One of the most interesting arguments from the left is Chris Dillow’s view that until the 1970s the interests of capital and labour were better aligned - "General Motors needed a large well-paid working class; Goldman Sachs, not so much” - and that capital won the ensuing power struggle. The puzzle I always return to, though, is Scott Alexander's claim - discussed last year - that the real turning point was a decade earlier, around 1960 - “the year the Singularity was cancelled” and global hyperbolic economic growth started to falter. Whatever the answer, it's an important question to ponder.
Machine learning-driven science, revisited
Eric Schmidt, the former CEO of Google, has a new paper, co-authored with Maithra Raghu, on the use of deep learning for scientific discovery. It’s aimed at people who are relatively new to machine learning and is an excellent overview of the state of the field.
It reminded me of one of my favourite ever papers (which we discussed last year), which uses Natural Language Processing (NLP) techniques to "read" a huge corpus of materials science journals and discover new compounds. That paper is less than a year old, but Google Scholar suggests it’s already been cited over 90 times - a signal of the extraordinary pace of machine learning as a field. The papers that cite it suggest promising results from applying machine learning to mathematics, physics and, inevitably, coronavirus - as well as impressive new findings in materials science.
We’ve talked several times about the causes and (very bad) consequences of the apparent slowdown in scientific progress. There are, crudely, two kinds of explanations: those that point to bad incentives in our institutions and those that suggest that important new ideas are just getting harder to find. If you’re in the latter camp, machine learning techniques that give us radically better discovery tools seem like very good news.
Could an obscure court case destroy the EU?
Few topics are less glamorous than German constitutional law, but sometimes world historical events have obscure triggers. I wonder if last week’s German Constitutional Court ruling on the European Central Bank (ECB)’s bond buying programme may be one of them. The German court ruled that the ECB is acting outside its jurisdiction by pursuing massive quantitative easing (another previously obscure but now important topic).
This matters because it puts the EU on a potentially fatal collision course with Germany, its largest and richest member. The EU legal system is built on a fudge, as this superb thread explains: all EU members agree that the European Court of Justice is superior to national courts on matters of EU law - but who gets to decide whether a given area is a matter of EU law is much murkier. Here the German court is claiming this authority - but if all member states did this (and the more autocratic ones are increasingly tempted), the whole EU project would collapse.
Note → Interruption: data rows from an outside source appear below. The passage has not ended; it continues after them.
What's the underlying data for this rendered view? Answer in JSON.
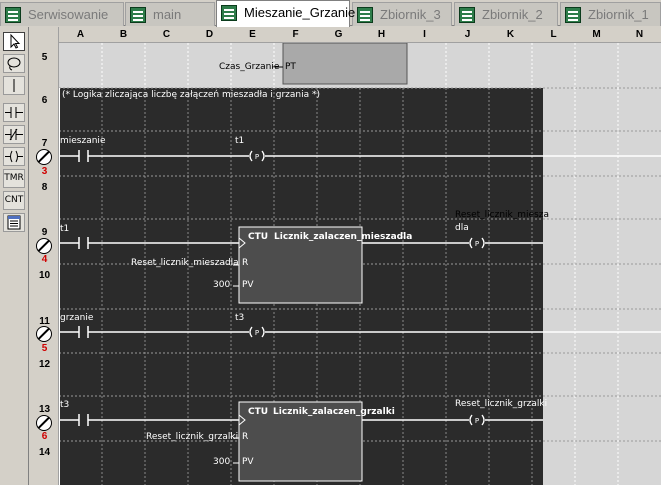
{
  "tabs": [
    {
      "label": "Serwisowanie",
      "active": false
    },
    {
      "label": "main",
      "active": false
    },
    {
      "label": "Mieszanie_Grzanie",
      "active": true
    },
    {
      "label": "Zbiornik_3",
      "active": false
    },
    {
      "label": "Zbiornik_2",
      "active": false
    },
    {
      "label": "Zbiornik_1",
      "active": false
    }
  ],
  "toolbox": {
    "select": "select-arrow-icon",
    "lasso": "lasso-icon",
    "wire": "vertical-wire-icon",
    "no_contact": "normally-open-contact-icon",
    "nc_contact": "normally-closed-contact-icon",
    "coil": "coil-icon",
    "tmr_label": "TMR",
    "cnt_label": "CNT",
    "table": "variable-table-icon"
  },
  "columns": [
    "A",
    "B",
    "C",
    "D",
    "E",
    "F",
    "G",
    "H",
    "I",
    "J",
    "K",
    "L",
    "M",
    "N"
  ],
  "rows": [
    "5",
    "6",
    "7",
    "8",
    "9",
    "10",
    "11",
    "12",
    "13",
    "14"
  ],
  "rungs": [
    "3",
    "4",
    "5",
    "6"
  ],
  "ladder": {
    "timer_input_label": "Czas_Grzanie",
    "timer_pin": "PT",
    "comment": "(* Logika zliczająca liczbę załączeń mieszadła i grzania *)",
    "rung3": {
      "contact": "mieszanie",
      "coil": "t1"
    },
    "rung4": {
      "contact": "t1",
      "block_type": "CTU",
      "block_name": "Licznik_zalaczen_mieszadla",
      "reset_var": "Reset_licznik_mieszadla",
      "pin_r": "R",
      "pv_value": "300",
      "pin_pv": "PV",
      "coil_line1": "Reset_licznik_miesza",
      "coil_line2": "dla"
    },
    "rung5": {
      "contact": "grzanie",
      "coil": "t3"
    },
    "rung6": {
      "contact": "t3",
      "block_type": "CTU",
      "block_name": "Licznik_zalaczen_grzalki",
      "reset_var": "Reset_licznik_grzalki",
      "pin_r": "R",
      "pv_value": "300",
      "pin_pv": "PV",
      "coil": "Reset_licznik_grzalki"
    },
    "coil_symbol": "(P)"
  }
}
I’ve argued before that this may be a century of secessions: the models of political economy that gave today’s polities coherence are being undermined by technology and globalisation. That was the core argument in this case: what’s good for Germany may not be good for the EU and vice versa. The EU was quick to smack the ruling down - and the most likely outcome is another legal fudge. But fudges can hold only when no one has the incentive to probe them too carefully - and this court case suggests that era is long gone.
Quick links
- You are what you tax. Thread on different countries' corporate tax codes that somehow manages to be funny (actually) and insightful (Thanks Jonny for the link)
- The unreasonable effectiveness of machine translation. Fascinating study that suggests automated translation increased exports on eBay by >10%(!)
- Buy earplugs. A 10dB noise increase sees productivity fall 10%.
- 9th century word processor substitutes. What monks did because they lacked Microsoft Word (Semi-related: Renaissance wrapping paper)
- Coronavirus round up. Sobering graphic showing years of life lost to coronavirus. Coronavirus sends hourly wages soaring... because so many low paid jobs have been destroyed. Amazing paper on how coronavirus "borrows" computational power from our cells. Quantifying the risk of day-to-day activity.